We were looking for a long time for something exactly like Keen. It was exactly the profile of what we wanted. Traditional analytics partners were about really simple ways of measuring pre-defined things – basically, analytics with the training wheels on. We wanted a power service that was customized to exactly our needs.
Also, we didn’t want to build it ourselves – it would take too long to set up, it’d be too difficult to support and scale. Basically, it would just be a lot to handle, with the amount of data that we would need to be stored, extracted, and analyzed.
If we threw enough people at the problem, we could have made something like Keen – a reasonable facsimile, but probably not one as stable or as feature-rich. It’s great being able to take things like this outside the company to someone who has more expertise in that area than we do. We get what we need and get to keep focused on what matters most to us.
How does Keen help your business?
By tracking play time, achievements, even how often users are jumping or using items, Keen helps us (and our partners) learn what players are doing, how they’re learning or progressing, their retention, their engagement. It’s been essential in showing when games need to be rebalanced, what users are buying (or not buying), what’s working, what isn’t, are users having fun, etc. Keen is the backbone of all of this. It helps us go deeper.
The real-time access to data also helps a great deal with debugging. We think of Keen as a single reliable source of truth. Whenever we see something weird happening, we check it out with Keen.
And it’s great, because we get all of this without a ton of management on our side. We didn’t want developers to have to wait for some database administrator to add a new column for an event – we wanted to them to be able to change their data at will without any coordination with anyone. And with Keen, they can.
What do you like about Keen?
Keen is all about what we don’t have to do. We just want to be able to define events, send them, trust they’ll be there, and play around with them – and with Keen, that’s all seamless. I’ve never had this feeling with any sort of data service; I can be completely ignorant about the inner workings. I just know that it does work, and it will work.
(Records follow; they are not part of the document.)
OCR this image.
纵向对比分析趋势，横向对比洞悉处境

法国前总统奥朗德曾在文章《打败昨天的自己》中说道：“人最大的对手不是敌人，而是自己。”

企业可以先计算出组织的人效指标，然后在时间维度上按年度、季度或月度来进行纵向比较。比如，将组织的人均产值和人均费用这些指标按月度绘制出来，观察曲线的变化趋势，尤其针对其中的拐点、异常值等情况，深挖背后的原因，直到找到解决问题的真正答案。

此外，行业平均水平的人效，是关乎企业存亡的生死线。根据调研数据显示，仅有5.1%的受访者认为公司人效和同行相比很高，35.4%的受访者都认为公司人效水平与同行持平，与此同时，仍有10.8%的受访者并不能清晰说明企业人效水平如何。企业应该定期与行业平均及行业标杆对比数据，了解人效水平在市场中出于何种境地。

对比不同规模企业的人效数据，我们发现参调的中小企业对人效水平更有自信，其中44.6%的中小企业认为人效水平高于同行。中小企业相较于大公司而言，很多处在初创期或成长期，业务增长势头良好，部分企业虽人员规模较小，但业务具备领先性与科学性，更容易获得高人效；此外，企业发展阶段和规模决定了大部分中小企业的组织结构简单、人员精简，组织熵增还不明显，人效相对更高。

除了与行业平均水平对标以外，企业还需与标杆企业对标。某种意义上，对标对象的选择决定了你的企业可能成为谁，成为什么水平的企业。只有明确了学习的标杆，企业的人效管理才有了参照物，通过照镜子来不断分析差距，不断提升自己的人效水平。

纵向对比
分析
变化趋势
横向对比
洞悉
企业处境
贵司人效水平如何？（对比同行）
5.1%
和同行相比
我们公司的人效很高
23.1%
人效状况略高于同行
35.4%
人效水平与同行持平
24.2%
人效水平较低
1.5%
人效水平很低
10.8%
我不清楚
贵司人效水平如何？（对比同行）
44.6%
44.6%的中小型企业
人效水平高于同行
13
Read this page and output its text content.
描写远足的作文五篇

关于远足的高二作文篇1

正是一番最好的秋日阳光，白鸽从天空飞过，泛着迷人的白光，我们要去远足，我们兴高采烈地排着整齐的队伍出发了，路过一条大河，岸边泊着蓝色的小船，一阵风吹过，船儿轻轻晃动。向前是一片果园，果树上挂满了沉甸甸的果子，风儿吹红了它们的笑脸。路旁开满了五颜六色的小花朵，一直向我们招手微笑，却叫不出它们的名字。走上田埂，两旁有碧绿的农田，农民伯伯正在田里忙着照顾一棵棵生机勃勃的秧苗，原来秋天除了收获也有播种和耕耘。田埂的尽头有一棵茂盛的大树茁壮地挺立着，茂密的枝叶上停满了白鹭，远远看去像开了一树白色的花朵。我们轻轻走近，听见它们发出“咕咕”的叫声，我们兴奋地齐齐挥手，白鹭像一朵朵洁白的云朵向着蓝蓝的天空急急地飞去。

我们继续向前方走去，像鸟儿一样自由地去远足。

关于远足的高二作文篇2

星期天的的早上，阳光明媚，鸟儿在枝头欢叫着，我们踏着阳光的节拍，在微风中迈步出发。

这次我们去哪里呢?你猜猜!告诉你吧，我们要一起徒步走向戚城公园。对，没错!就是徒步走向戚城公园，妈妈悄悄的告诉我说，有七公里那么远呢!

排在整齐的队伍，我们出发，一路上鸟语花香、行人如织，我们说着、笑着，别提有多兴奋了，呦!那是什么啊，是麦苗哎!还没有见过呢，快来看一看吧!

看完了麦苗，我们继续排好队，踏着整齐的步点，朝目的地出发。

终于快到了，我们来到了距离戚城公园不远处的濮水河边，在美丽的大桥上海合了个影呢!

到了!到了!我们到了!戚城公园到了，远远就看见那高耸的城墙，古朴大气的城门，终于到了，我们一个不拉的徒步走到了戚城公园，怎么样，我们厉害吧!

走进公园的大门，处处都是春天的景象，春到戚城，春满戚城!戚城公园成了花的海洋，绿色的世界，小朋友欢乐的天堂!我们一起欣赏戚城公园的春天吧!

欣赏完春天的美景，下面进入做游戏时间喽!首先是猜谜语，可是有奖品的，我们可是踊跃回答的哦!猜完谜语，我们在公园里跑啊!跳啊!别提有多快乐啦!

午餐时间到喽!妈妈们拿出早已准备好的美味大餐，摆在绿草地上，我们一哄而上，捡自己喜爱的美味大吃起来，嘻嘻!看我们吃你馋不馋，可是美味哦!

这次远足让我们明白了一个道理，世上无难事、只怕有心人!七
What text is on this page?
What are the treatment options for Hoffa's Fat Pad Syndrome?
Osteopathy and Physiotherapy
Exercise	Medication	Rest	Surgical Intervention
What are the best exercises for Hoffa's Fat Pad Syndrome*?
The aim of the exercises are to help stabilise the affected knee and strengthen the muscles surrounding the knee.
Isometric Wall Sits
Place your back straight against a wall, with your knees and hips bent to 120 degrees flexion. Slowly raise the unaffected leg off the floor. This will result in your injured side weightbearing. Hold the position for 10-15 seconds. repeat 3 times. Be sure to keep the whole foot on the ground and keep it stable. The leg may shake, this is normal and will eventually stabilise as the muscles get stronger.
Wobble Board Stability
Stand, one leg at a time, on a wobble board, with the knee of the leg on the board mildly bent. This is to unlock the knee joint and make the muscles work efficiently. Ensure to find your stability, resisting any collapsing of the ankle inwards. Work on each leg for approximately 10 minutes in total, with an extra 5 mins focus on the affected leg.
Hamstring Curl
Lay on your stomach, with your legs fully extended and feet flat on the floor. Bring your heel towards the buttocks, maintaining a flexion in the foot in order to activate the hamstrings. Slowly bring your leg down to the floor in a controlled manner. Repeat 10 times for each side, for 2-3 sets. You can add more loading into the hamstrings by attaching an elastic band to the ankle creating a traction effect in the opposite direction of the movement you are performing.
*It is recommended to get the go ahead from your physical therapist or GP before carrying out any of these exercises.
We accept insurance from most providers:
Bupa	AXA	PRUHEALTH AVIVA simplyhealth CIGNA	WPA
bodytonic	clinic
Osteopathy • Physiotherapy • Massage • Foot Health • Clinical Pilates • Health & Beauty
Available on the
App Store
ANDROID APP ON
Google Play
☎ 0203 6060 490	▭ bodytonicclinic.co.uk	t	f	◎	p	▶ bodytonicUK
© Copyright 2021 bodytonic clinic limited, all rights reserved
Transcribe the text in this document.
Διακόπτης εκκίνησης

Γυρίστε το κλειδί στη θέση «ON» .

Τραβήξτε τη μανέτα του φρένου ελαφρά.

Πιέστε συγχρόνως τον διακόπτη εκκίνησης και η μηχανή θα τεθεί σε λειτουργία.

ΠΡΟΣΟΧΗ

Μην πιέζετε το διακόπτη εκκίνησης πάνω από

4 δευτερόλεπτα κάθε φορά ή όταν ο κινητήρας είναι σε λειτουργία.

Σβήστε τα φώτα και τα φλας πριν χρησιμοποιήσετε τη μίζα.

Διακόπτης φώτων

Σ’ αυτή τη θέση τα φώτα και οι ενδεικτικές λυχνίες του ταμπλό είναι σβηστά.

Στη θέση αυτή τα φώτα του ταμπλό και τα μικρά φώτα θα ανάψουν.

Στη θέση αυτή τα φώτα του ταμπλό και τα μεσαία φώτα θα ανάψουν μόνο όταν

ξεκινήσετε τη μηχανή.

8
It’s like a magic box where data goes in and answers come out.
There’s also this feeling of transparency, or availability, with Keen. With other data services, it feels like they lock the data away from you. You guys treat it like it’s our data – we have every right to access it and experiment with it.
Not to mention, it’s a really good deal, too.
When would you recommend Keen?
We’ve had an extremely good experience with Keen, so I would recommend it to any game developer, absolutely, but it goes beyond games to pretty much any interactive application with lots of iterations.